The firm, in turn, was looking for women who were ready to become surrogates - not necessarily even Ukrainian women, in the past it could be Russian women, for example, or Belarusians, but I don't know how things are now.

Among those pregnant women whom I encountered in the process of pregnancy and childbirth, there were mostly girls from remote villages, how can I put it gently - not very well educated.

I'm not saying that I'm so advanced, but they were not very knowledgeable at all. One of them even made up a story that she was going to be killed.  She  had an Rh factor that didn't match the baby, and she had to be injected, and she wouldn't take it - she said they wanted to kill her, steal the baby and not pay. I remember at one point she even stopped contacting me, arguing with everyone.....

- When you were told you were suitable, what happened next?

- I started taking vitamins - the usual preparation for pregnancy.
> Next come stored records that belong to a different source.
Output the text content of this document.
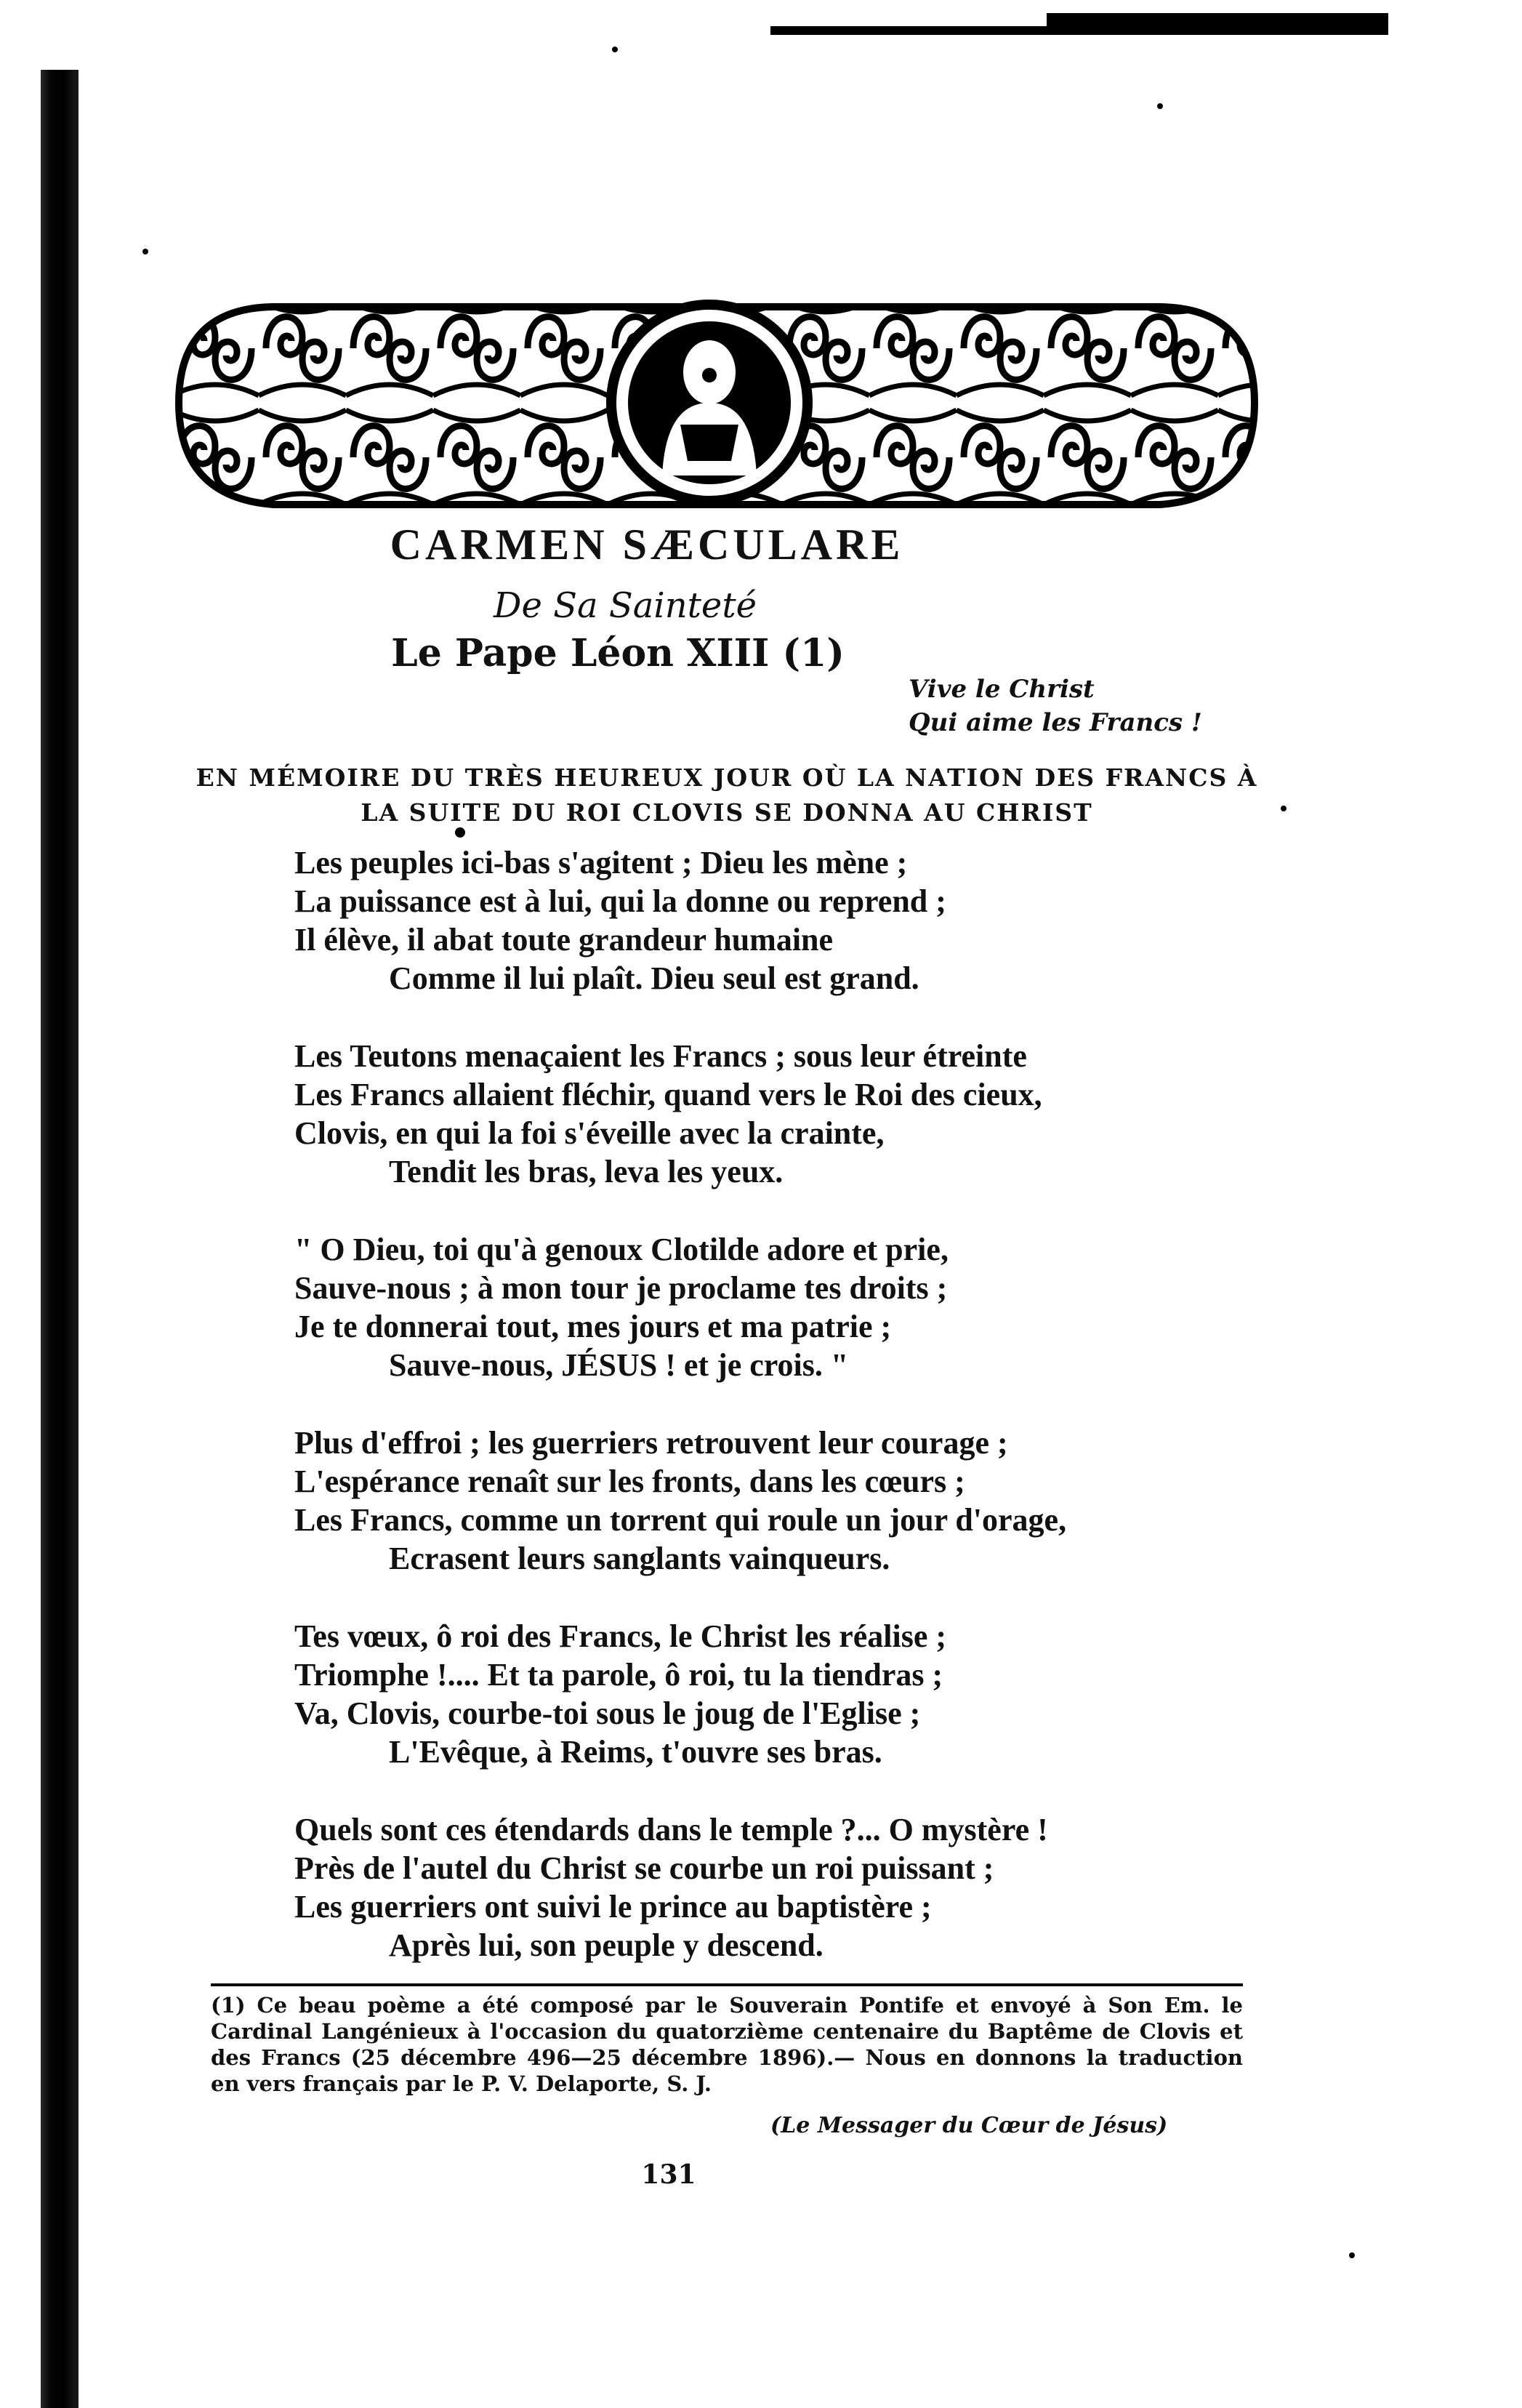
CARMEN SÆCULARE
De Sa Sainteté
Le Pape Léon XIII (1)
Vive le Christ
Qui aime les Francs !
EN MÉMOIRE DU TRÈS HEUREUX JOUR OÙ LA NATION DES FRANCS À
LA SUITE DU ROI CLOVIS SE DONNA AU CHRIST
Les peuples ici-bas s'agitent ; Dieu les mène ;
La puissance est à lui, qui la donne ou reprend ;
Il élève, il abat toute grandeur humaine
Comme il lui plaît. Dieu seul est grand.
Les Teutons menaçaient les Francs ; sous leur étreinte
Les Francs allaient fléchir, quand vers le Roi des cieux,
Clovis, en qui la foi s'éveille avec la crainte,
Tendit les bras, leva les yeux.
" O Dieu, toi qu'à genoux Clotilde adore et prie,
Sauve-nous ; à mon tour je proclame tes droits ;
Je te donnerai tout, mes jours et ma patrie ;
Sauve-nous, JÉSUS ! et je crois. "
Plus d'effroi ; les guerriers retrouvent leur courage ;
L'espérance renaît sur les fronts, dans les cœurs ;
Les Francs, comme un torrent qui roule un jour d'orage,
Ecrasent leurs sanglants vainqueurs.
Tes vœux, ô roi des Francs, le Christ les réalise ;
Triomphe !.... Et ta parole, ô roi, tu la tiendras ;
Va, Clovis, courbe-toi sous le joug de l'Eglise ;
L'Evêque, à Reims, t'ouvre ses bras.
Quels sont ces étendards dans le temple ?... O mystère !
Près de l'autel du Christ se courbe un roi puissant ;
Les guerriers ont suivi le prince au baptistère ;
Après lui, son peuple y descend.
(1) Ce beau poème a été composé par le Souverain Pontife et envoyé à Son Em. le Cardinal Langénieux à l'occasion du quatorzième centenaire du Baptême de Clovis et des Francs (25 décembre 496—25 décembre 1896).— Nous en donnons la traduction en vers français par le P. V. Delaporte, S. J.
(Le Messager du Cœur de Jésus)
131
Although I didn't take anything like that when I was pregnant with my children, but when I was preparing for surrogacy I had to, they prescribed a whole complex of vitamins to help the embryo.

In the 20th week I had to come to Kiev for an examination, but when I looked at the living conditions of surrogate mothers in Kiev from this company, I said: "Can I stay at home? Why should I go somewhere else, especially when I have my children at home, and then I will just come to the Czech Republic to give birth". And I was allowed to. (Giving birth in a third country is a frequent contractual condition when it comes to carrying a child for a same-sex couple. This is probably due to legal nuances. In the Czech Republic surrogacy is also allowed - author's note).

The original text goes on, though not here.